From May to October 2015, Milan is hosting the EXPO with the theme “Feeding the Planet, Energy for Life” (http://www.expo2015.org), and excitement is mounting in the Lombardy city in the run up to the inauguration on May 1st.

The EXPO is not only a worldwide event which is expected to draw over 20 million visitors to Milan: it is particularly exciting for patent experts as well.

In fact, Art. 55 EPC, which is one of the most intriguing articles in the whole of the European Patent Convention, specifies two rare instances in which a prior disclosure of an invention is not to be considered part of the state of the art.

In the first instance, which is the most well known, a disclosure is not considered prior art if it was due to, or in consequence of, an evident abuse of the applicant or their legal predecessor. In other words, the disclosure of the invention was the result of malevolent activity, which would deprive the applicant of their rights. In this case the applicant is offered a number of tools to seek to repair the damage suffered.

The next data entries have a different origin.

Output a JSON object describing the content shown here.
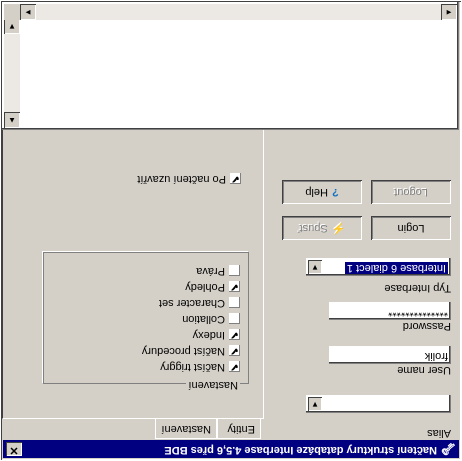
{
  "window": {
    "title": "Načtení struktury databáze Interbase 4.5,6 přes BDE",
    "close_label": "✕",
    "app_icon": "database-key-icon"
  },
  "tabs": [
    {
      "label": "Entity"
    },
    {
      "label": "Nastavení"
    }
  ],
  "settings": {
    "group_title": "Nastavení",
    "checkboxes": [
      {
        "label": "Načíst triggry",
        "checked": true
      },
      {
        "label": "Načíst procedury",
        "checked": true
      },
      {
        "label": "Indexy",
        "checked": true
      },
      {
        "label": "Collation",
        "checked": false
      },
      {
        "label": "Character set",
        "checked": false
      },
      {
        "label": "Pohledy",
        "checked": true
      },
      {
        "label": "Práva",
        "checked": false
      }
    ],
    "close_after": {
      "label": "Po načtení uzavřít",
      "checked": true
    }
  },
  "login": {
    "alias_label": "Alias",
    "alias_value": "",
    "user_label": "User name",
    "user_value": "frolik",
    "password_label": "Password",
    "password_value": "**************",
    "type_label": "Typ Interbase",
    "type_value": "Interbase 6 dialect 1",
    "login_button": "Login",
    "run_button": "Spusť",
    "logout_button": "Logout",
    "help_button": "Help"
  },
  "glyphs": {
    "check": "✔",
    "arrow_down": "▼",
    "arrow_up": "▲",
    "arrow_left": "◄",
    "arrow_right": "►",
    "help": "?",
    "run": "⚡"
  }
}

In the second instance, which is the one that interests us here, a disclosure at an international exhibition, such as EXPO 2015, will not be considered prior art provided the applicant files an application with the EPO (either an EP application or an international application designating the EPO) within six months from disclosing the product. This is a dream come true for many applicants who, during EXPO 2015, will have the unique opportunity to actually test their invention on the
market and get a clear indication of whether it is worth its value before even embarking on the patenting process.

A statement according to Art. 55(2) EPC and a certificate for identification of the invention according to Rule 25 EPC are required to support the non prejudicial disclosure and to make sure that the applicant’s dream is not abruptly interrupted.